Redefine what you mean by weeds and weeding

A plant is only a weed if you call it one. Many plants that volunteer in disturbed soil like your garden beds are actually nutritious — more so than some highly cultivated greens! Goosefoot, also known as lamb’s quarters is high in calcium, phosphorus, and Vitamin A.  Purslane is high in omega-3 fatty — a very uncommon trait for vegetable and also boasts healthy amounts of iron, fiber, and vitamins A, B, and C. Both of these greens can be tossed into dinner salads or soups. The common dandelion, high in fiber and vitamins A, K, and C, is a terrific green to deepen the flavor of stir fries, while its roots and flowers can be brewed as tea and a coffee substitute. Learning to identify these plants can turn weeding into harvesting. You may even see purslane used in high-end restaurants accompanying grilled fish for its mild citrusy flavor!

Before you forage in your own garden, be sure you know what to look for so that you stay safe. Backyard Foraging by Ellen Zachos or online identification guides can help!

Another take on weeds — even the ones you can’t eat — is demonstrated by Green String Farm in California, the go-to farm supply for the famous farm-to-table restaurant Chez Panisse. At Green String, they don’t see weeds as competition but as biodiversity, which keeps soil healthy and gives insect pests something other than your crop to be interested in. Rather than fighting the weeds, they let them grow until the weeds threaten the productivity of the crop. When the “overzealous cover crop” takes up too much space or light, they will mow or hoe the weeds, and mulch them in place. Or maybe hire a few good goats to do some munching.

The Zen of Weeding

Let’s face it. Even with all the tricks of the trade there will be stubborn plants in your garden that you just don’t want growing. Nothing can beat them better than hand weeding. Find an ergonomic position that works for your body. Squatting, for example, is much better for your back than bending at the waist, and regular practice will improve your flexibility. Many gardeners find weeding meditative. Don’t be ashamed to treat yourself to a little quiet time alone in the garden.

Sheet Mulching

Finally, if you find a garden bed so overgrown with weeds that you can’t even imagine trying to pull them out, start thinking about next year. Sheet mulching  — also known as “lasagna gardening” — will not only smother weeds, it will build good rich soil for use the following year.

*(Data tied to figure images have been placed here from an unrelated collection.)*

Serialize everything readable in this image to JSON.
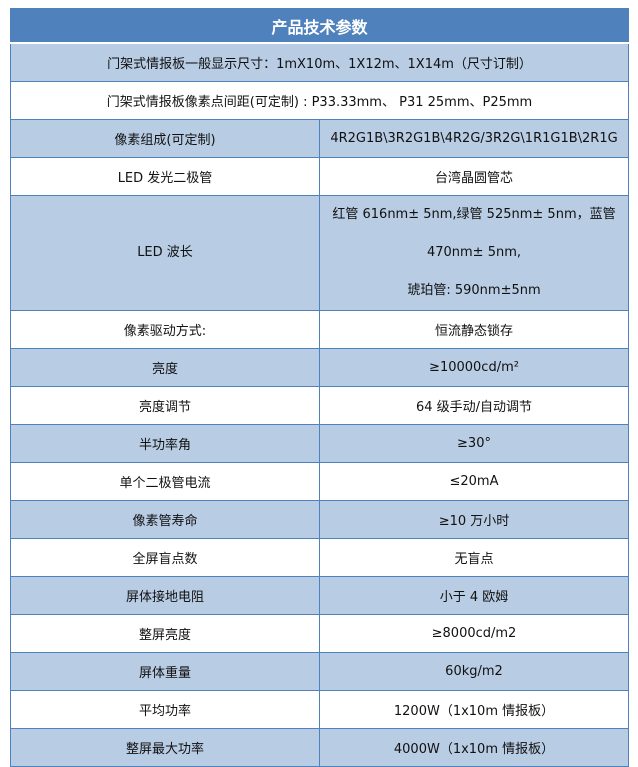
{
  "title": "产品技术参数",
  "full_rows": [
    "门架式情报板一般显示尺寸：1mX10m、1X12m、1X14m（尺寸订制）",
    "门架式情报板像素点间距(可定制) : P33.33mm、 P31 25mm、P25mm"
  ],
  "rows": [
    {
      "label": "像素组成(可定制)",
      "value": "4R2G1B\\3R2G1B\\4R2G/3R2G\\1R1G1B\\2R1G"
    },
    {
      "label": "LED 发光二极管",
      "value": "台湾晶圆管芯"
    },
    {
      "label": "LED 波长",
      "value": "红管 616nm±  5nm,绿管 525nm±  5nm，蓝管 470nm±  5nm,",
      "value2": "琥珀管: 590nm±5nm"
    },
    {
      "label": "像素驱动方式:",
      "value": "恒流静态锁存"
    },
    {
      "label": "亮度",
      "value": "≥10000cd/m²"
    },
    {
      "label": "亮度调节",
      "value": "64 级手动/自动调节"
    },
    {
      "label": "半功率角",
      "value": "≥30°"
    },
    {
      "label": "单个二极管电流",
      "value": "≤20mA"
    },
    {
      "label": "像素管寿命",
      "value": "≥10 万小时"
    },
    {
      "label": "全屏盲点数",
      "value": "无盲点"
    },
    {
      "label": "屏体接地电阻",
      "value": "小于 4 欧姆"
    },
    {
      "label": "整屏亮度",
      "value": "≥8000cd/m2"
    },
    {
      "label": "屏体重量",
      "value": "60kg/m2"
    },
    {
      "label": "平均功率",
      "value": "1200W（1x10m 情报板）"
    },
    {
      "label": "整屏最大功率",
      "value": "4000W（1x10m 情报板）"
    }
  ],
  "colors": {
    "header": "#4f81bd",
    "row_alt": "#b8cce4",
    "border": "#4f81bd"
  }
}
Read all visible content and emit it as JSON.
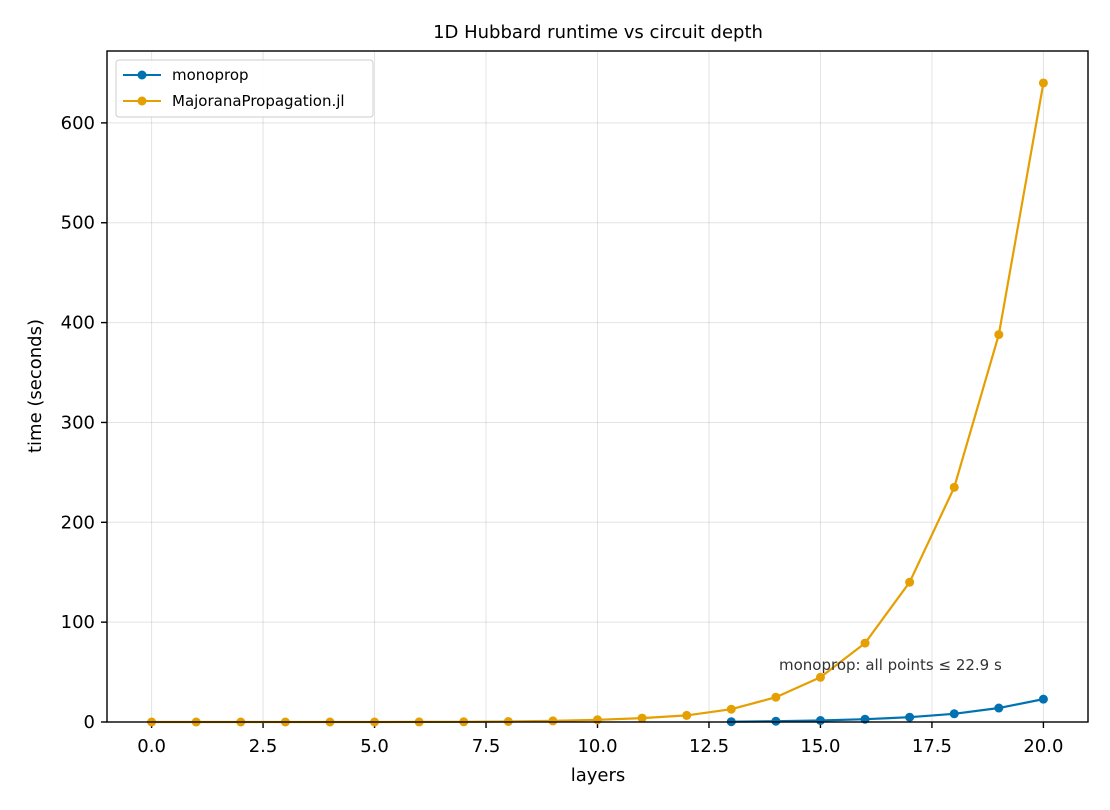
{
  "chart_data": {
    "type": "line",
    "title": "1D Hubbard runtime vs circuit depth",
    "xlabel": "layers",
    "ylabel": "time (seconds)",
    "xlim": [
      -1,
      21
    ],
    "ylim": [
      0,
      672
    ],
    "xticks": [
      0.0,
      2.5,
      5.0,
      7.5,
      10.0,
      12.5,
      15.0,
      17.5,
      20.0
    ],
    "xtick_labels": [
      "0.0",
      "2.5",
      "5.0",
      "7.5",
      "10.0",
      "12.5",
      "15.0",
      "17.5",
      "20.0"
    ],
    "yticks": [
      0,
      100,
      200,
      300,
      400,
      500,
      600
    ],
    "ytick_labels": [
      "0",
      "100",
      "200",
      "300",
      "400",
      "500",
      "600"
    ],
    "grid": true,
    "legend_position": "top-left",
    "annotation": "monoprop: all points ≤ 22.9 s",
    "series": [
      {
        "name": "monoprop",
        "color": "#0072b2",
        "x": [
          13,
          14,
          15,
          16,
          17,
          18,
          19,
          20
        ],
        "y": [
          0.3,
          0.8,
          1.5,
          2.8,
          4.8,
          8.2,
          14.0,
          22.9
        ]
      },
      {
        "name": "MajoranaPropagation.jl",
        "color": "#e69f00",
        "x": [
          0,
          1,
          2,
          3,
          4,
          5,
          6,
          7,
          8,
          9,
          10,
          11,
          12,
          13,
          14,
          15,
          16,
          17,
          18,
          19,
          20
        ],
        "y": [
          0.0,
          0.0,
          0.0,
          0.0,
          0.0,
          0.0,
          0.1,
          0.2,
          0.5,
          1.1,
          2.2,
          3.9,
          6.6,
          12.8,
          24.8,
          44.8,
          79.0,
          140.0,
          235.0,
          388.0,
          640.0
        ]
      }
    ]
  }
}
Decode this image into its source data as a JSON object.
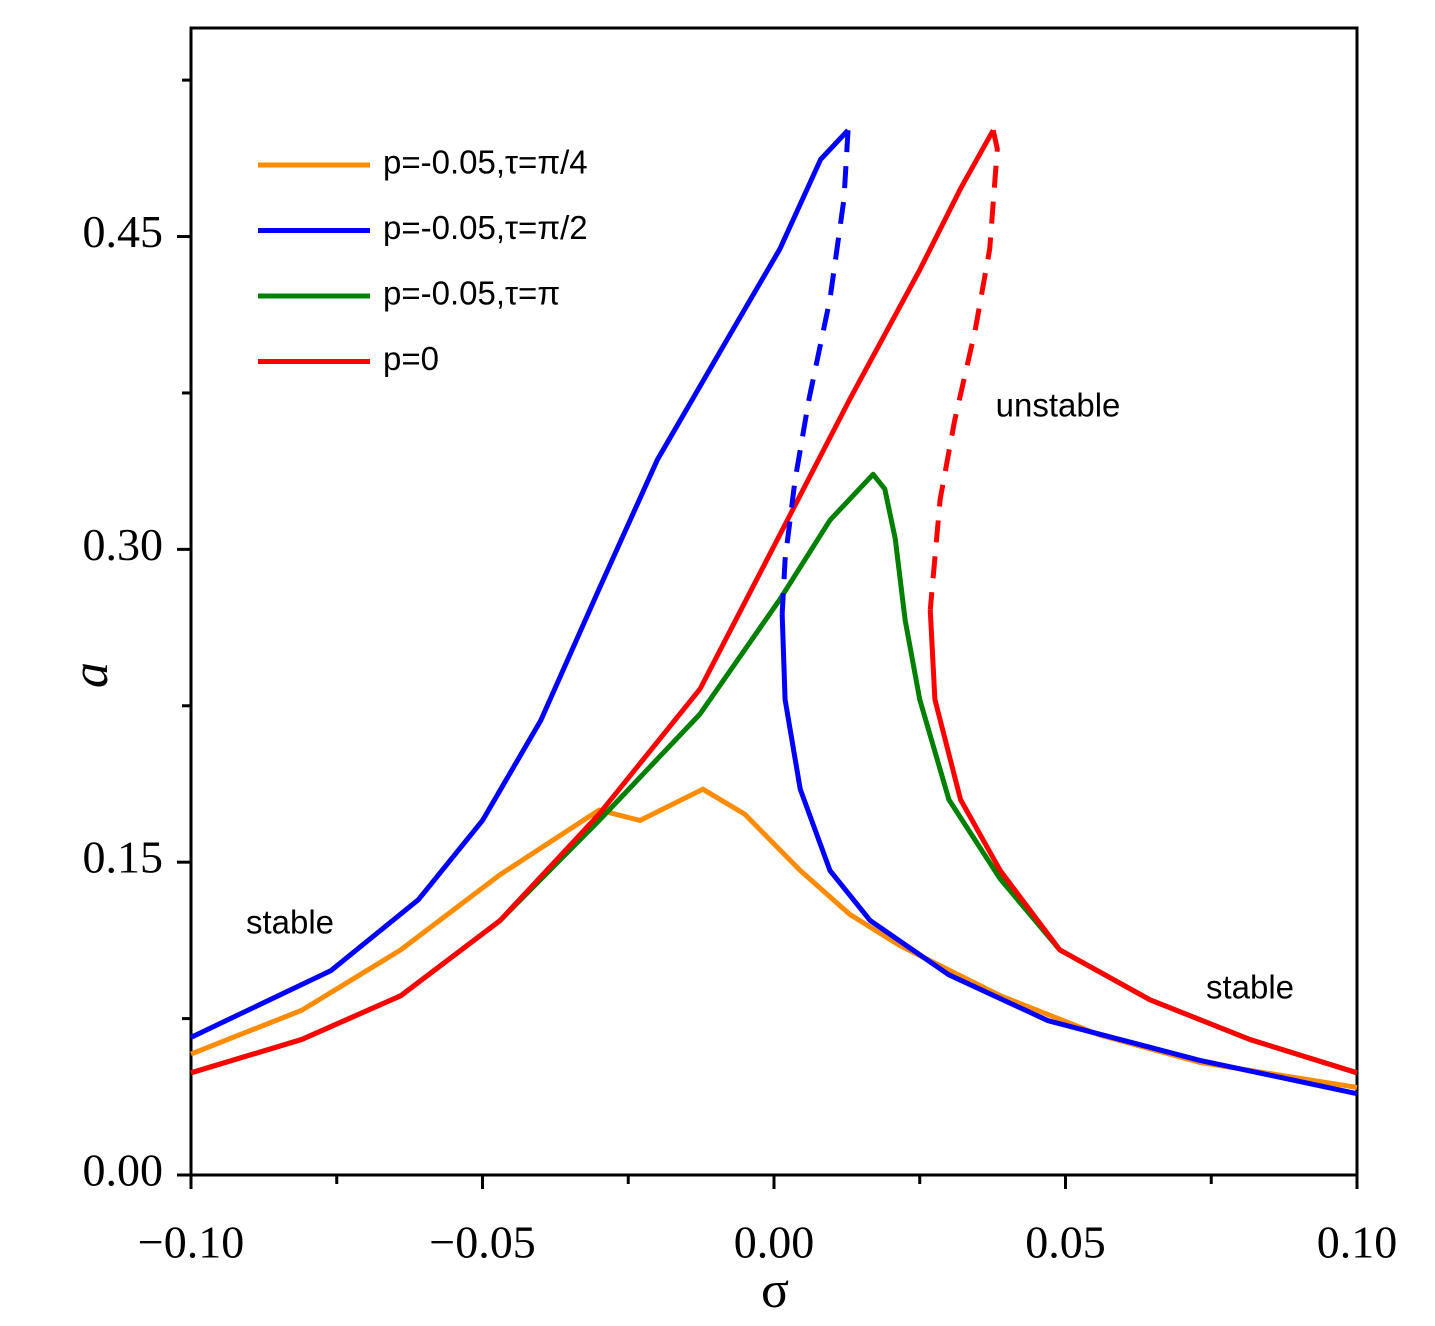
{
  "chart_data": {
    "type": "line",
    "xlabel": "σ",
    "ylabel": "a",
    "xlim": [
      -0.1,
      0.1
    ],
    "ylim": [
      0,
      0.55
    ],
    "xticks": [
      {
        "value": -0.1,
        "label": "−0.10"
      },
      {
        "value": -0.05,
        "label": "−0.05"
      },
      {
        "value": 0,
        "label": "0.00"
      },
      {
        "value": 0.05,
        "label": "0.05"
      },
      {
        "value": 0.1,
        "label": "0.10"
      }
    ],
    "yticks": [
      {
        "value": 0,
        "label": "0.00"
      },
      {
        "value": 0.15,
        "label": "0.15"
      },
      {
        "value": 0.3,
        "label": "0.30"
      },
      {
        "value": 0.45,
        "label": "0.45"
      }
    ],
    "xminorticks": [
      -0.075,
      -0.025,
      0.025,
      0.075
    ],
    "yminorticks": [
      0.075,
      0.225,
      0.375,
      0.525
    ],
    "grid": false,
    "legend": "upper left",
    "annotations": [
      "stable",
      "unstable",
      "stable"
    ],
    "series": [
      {
        "name": "p=-0.05,τ=π/4",
        "color": "#ff8c00",
        "dashed": false,
        "x": [
          -0.1,
          -0.081,
          -0.064,
          -0.047,
          -0.03,
          -0.023,
          -0.0122,
          -0.005,
          0.0045,
          0.013,
          0.0216,
          0.0388,
          0.056,
          0.073,
          0.1
        ],
        "values": [
          0.058,
          0.079,
          0.108,
          0.144,
          0.175,
          0.17,
          0.185,
          0.173,
          0.146,
          0.125,
          0.11,
          0.086,
          0.067,
          0.054,
          0.042
        ]
      },
      {
        "name": "p=-0.05,τ=π/2",
        "color": "#0000ff",
        "dashed": false,
        "x": [
          -0.1,
          -0.076,
          -0.061,
          -0.05,
          -0.04,
          -0.03,
          -0.02,
          -0.009,
          0.001,
          0.008,
          0.0127
        ],
        "values": [
          0.066,
          0.098,
          0.132,
          0.17,
          0.218,
          0.281,
          0.343,
          0.396,
          0.444,
          0.487,
          0.501
        ]
      },
      {
        "name": "p=-0.05,τ=π",
        "color": "#008000",
        "dashed": false,
        "x": [
          -0.1,
          -0.081,
          -0.064,
          -0.047,
          -0.03,
          -0.0127,
          0.001,
          0.0096,
          0.017,
          0.019,
          0.0208,
          0.0225,
          0.025,
          0.03,
          0.0388,
          0.049,
          0.0645,
          0.0816,
          0.1
        ],
        "values": [
          0.049,
          0.065,
          0.086,
          0.122,
          0.17,
          0.221,
          0.276,
          0.314,
          0.336,
          0.329,
          0.305,
          0.266,
          0.228,
          0.18,
          0.142,
          0.108,
          0.084,
          0.065,
          0.049
        ]
      },
      {
        "name": "p=0",
        "color": "#ff0000",
        "dashed": false,
        "x": [
          -0.1,
          -0.081,
          -0.064,
          -0.047,
          -0.03,
          -0.0127,
          0.001,
          0.013,
          0.025,
          0.032,
          0.0376
        ],
        "values": [
          0.049,
          0.065,
          0.086,
          0.122,
          0.173,
          0.233,
          0.307,
          0.372,
          0.434,
          0.473,
          0.501
        ]
      },
      {
        "color": "#0000ff",
        "dashed": true,
        "x": [
          0.0127,
          0.012,
          0.0096,
          0.006,
          0.0036,
          0.0019,
          0.0014
        ],
        "values": [
          0.501,
          0.468,
          0.42,
          0.372,
          0.333,
          0.295,
          0.269
        ]
      },
      {
        "color": "#0000ff",
        "dashed": false,
        "x": [
          0.0014,
          0.0019,
          0.0045,
          0.0096,
          0.0165,
          0.03,
          0.047,
          0.073,
          0.1
        ],
        "values": [
          0.269,
          0.228,
          0.185,
          0.146,
          0.122,
          0.096,
          0.074,
          0.055,
          0.039
        ]
      },
      {
        "color": "#ff0000",
        "dashed": true,
        "x": [
          0.0376,
          0.0383,
          0.037,
          0.0345,
          0.031,
          0.0285,
          0.0268
        ],
        "values": [
          0.501,
          0.492,
          0.444,
          0.405,
          0.362,
          0.324,
          0.271
        ]
      },
      {
        "color": "#ff0000",
        "dashed": false,
        "x": [
          0.0268,
          0.0276,
          0.032,
          0.0388,
          0.049,
          0.0645,
          0.0816,
          0.1
        ],
        "values": [
          0.271,
          0.228,
          0.18,
          0.146,
          0.108,
          0.084,
          0.065,
          0.049
        ]
      }
    ]
  }
}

You will need a good mix of browns (carbon-rich material), greens (nitrogen-rich material) and some good weed-free compost. You can use whatever you have on hand, such as:


  • newspaper (avoid glossy, colorful pages)
  • cardboard
  • dried leaves
  • straw


  • kitchen scraps
  • coffee grounds
  • grass clippings

Lay down a substantial layer of browns, then a thinner layer of greens, and then a layer of compost. Repeat several times. And then let sit for a full year. The compost will help jumpstart the composting process, and the browns and greens break down into soil as they smother the living weeds.

This compost-in-place method is a simple and low-input way to improve the quality of your soil while killing off weeds. This method can also be used for people looking to transition a patch of sod into a garden area. If you are concerned about the aesthetics, you can always top if off with wood chips. Just keep in mind that they will not break down as quickly over the year. When you are ready to plant, you will need to rake them away.